電子限定描き下ろし付き
これは、ハッピーエンドを諦めなかった人魚姫(ある男)の物語。
上野ポテト先生の作品は登場人物がとくかく現実的。それなのにほかのどの作品にもキャラクターがかぶってない。今回は童話のような語りで雰囲気がぴったり。
受が攻めより背が高いのが良い。攻が暴力的ではないサイコ味があって最後まで何を考えているのは、本当はこうだったとか詳しくは描かれていないけど物足りない感じはまったくない。読者は登場人物の「本当の気持ち」をしっていてヤキモキするのが楽しいところはあるけど、現実はそうではなくそれが漫画で味わえるのが楽しかった。
『向こうの人』『ノイド』を読んでそこまで相性の良さは感じなかった上野ポテト先生。どちらかといえば好きな雰囲気の作風のはずが、そこに一滴苦手ポイントが垂らされているという印象。今回は半滴ぐらいだったのでうまいこと消化できたかな。
半滴は潮くん…すみません。性格とビジュアルの抽象的すぎることは承知の上でややぬるっとした感じが苦手だったり。主役にはあまりいない顔立ちな気が。そうだ、レビュー冒頭に出した2冊も、作品の演出や構成は好みなんだけど、登場人物に今一歩心惹かれなかったんだよなってことを思い出した。「居そう」な感じが強すぎるのかも。良さでもある。
裏表紙で信章を「ドライなイケメン男子」としているところ、違わないか?と思ったり。どうも軽い印象ではないか?そういう類の男だっけ信章は。

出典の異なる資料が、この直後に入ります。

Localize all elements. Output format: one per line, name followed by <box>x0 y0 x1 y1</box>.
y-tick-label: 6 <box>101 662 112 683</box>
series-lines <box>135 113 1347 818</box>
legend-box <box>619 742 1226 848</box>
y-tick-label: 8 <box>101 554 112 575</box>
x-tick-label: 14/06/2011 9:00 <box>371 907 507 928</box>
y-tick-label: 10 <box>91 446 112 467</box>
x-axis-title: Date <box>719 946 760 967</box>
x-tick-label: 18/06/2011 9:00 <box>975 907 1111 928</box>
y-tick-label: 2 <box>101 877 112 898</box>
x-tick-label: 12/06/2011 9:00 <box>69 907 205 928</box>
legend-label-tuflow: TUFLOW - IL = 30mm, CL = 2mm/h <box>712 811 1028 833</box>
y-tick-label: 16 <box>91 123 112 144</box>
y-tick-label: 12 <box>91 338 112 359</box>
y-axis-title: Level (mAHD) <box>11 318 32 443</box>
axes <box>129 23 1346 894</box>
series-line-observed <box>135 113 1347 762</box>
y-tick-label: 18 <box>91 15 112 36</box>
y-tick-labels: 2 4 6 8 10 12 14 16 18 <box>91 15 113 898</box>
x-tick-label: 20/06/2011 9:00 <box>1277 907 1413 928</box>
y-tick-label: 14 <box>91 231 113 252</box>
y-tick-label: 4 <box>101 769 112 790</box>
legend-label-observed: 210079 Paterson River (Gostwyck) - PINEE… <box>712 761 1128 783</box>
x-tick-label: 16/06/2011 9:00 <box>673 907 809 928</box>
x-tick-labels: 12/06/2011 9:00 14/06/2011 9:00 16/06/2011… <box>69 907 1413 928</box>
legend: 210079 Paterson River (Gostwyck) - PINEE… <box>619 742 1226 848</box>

信章が、心の悩んでいる時間が減ることを是としているというのが、なんともツボな描き下ろしだった。
とても面白かった。
家族に愛されて優しい男の子に育った心くんが長い初恋に粘り勝ちする話。
プロローグ的な語りの部分が優しくて可愛らしくて好きだった。
中学一年生の時に出会って高校で再会して、でも仲良くなるわけでもなく。その後大学生になってバッタリ出くわして流石に運命だし頑張るしかないって頑張るけどそう上手くはいかなくて。数年毎に信章と再会しては去っていく展開が斬新で面白かった。
高校時代、信章を見かけただけでヤッターっと満足しちゃってる心が可愛かった。
信章は他人の気持ちを察したり言葉にされない感情を読み取るのが苦手なタイプ。あと多分曖昧な表現とかも嫌いそう。だから心の反応や返事に対して結論や理由を追求してくるんだけど、本当にわかんないから聞いてくるだけで別に他人に関心がある訳でもない。でもそのフラットさが繊細で内気な心にはちょうど良くて。心の気持ちを説明している時の心の「感情の話を感情抜きで話したの初めて…」とういセリフが印象的だった。それにしても宇宙人すぎる信章の思考回路に何故??と心と一緒にビビっちゃう。「笑っている方がいいんだろ」とか「優しくないより優しい方がいいんだろ」とか人間社会を学習した宇宙人のような物言いをするのも印象的だった。信章がたまにゾッとするような未知の存在として描写されているのも面白かった。
最後、心は俺とどうなりたいのかと聞かれた時の返事がとして好きだった。
その後も信章なりに心を愛しているようで、なんだかんだラブラブ同棲生活をしていて良かった。
素晴らしい構成力です。
絵本感覚で読むBLですので、満足度に個人差が凄く出て当たり前なんですが、この唯一無二な作品は私に突き刺さりました。やられた!と思った作家さんも結構いらっしゃるかもしれません。もう同じ作風の作品は発表し辛いですから。
物語を読むと少しだけ、恐怖を感じてしまいました。
自分の中では理解できない感覚に触れたときに感じる恐怖です。
受けの年季が入った片想いは、その想いの強さに感心するとともに、再会するたびに新鮮な恋心を抱くところが少し怖い。
想いの強さは彼にしかわからないところですが...諦められないほどの強い想いが怖かったです。
攻めが行っている、相手の感情を理解するのではなく頭で推理していく行動。そういうところは恐怖を感じました。
そして目に光がないところも怖い。
攻め受けの両方に怖さを感じたところはあります。
けれど、受けは自身の気持ちに”諦め”をつけることにより一歩前進。
攻めは受けと接するうちに、情緒の成長を見せていきます。
2人の関係としてはまだ途中。
でもあまりに綺麗に終わっていて、とても満足感の高い物語でした。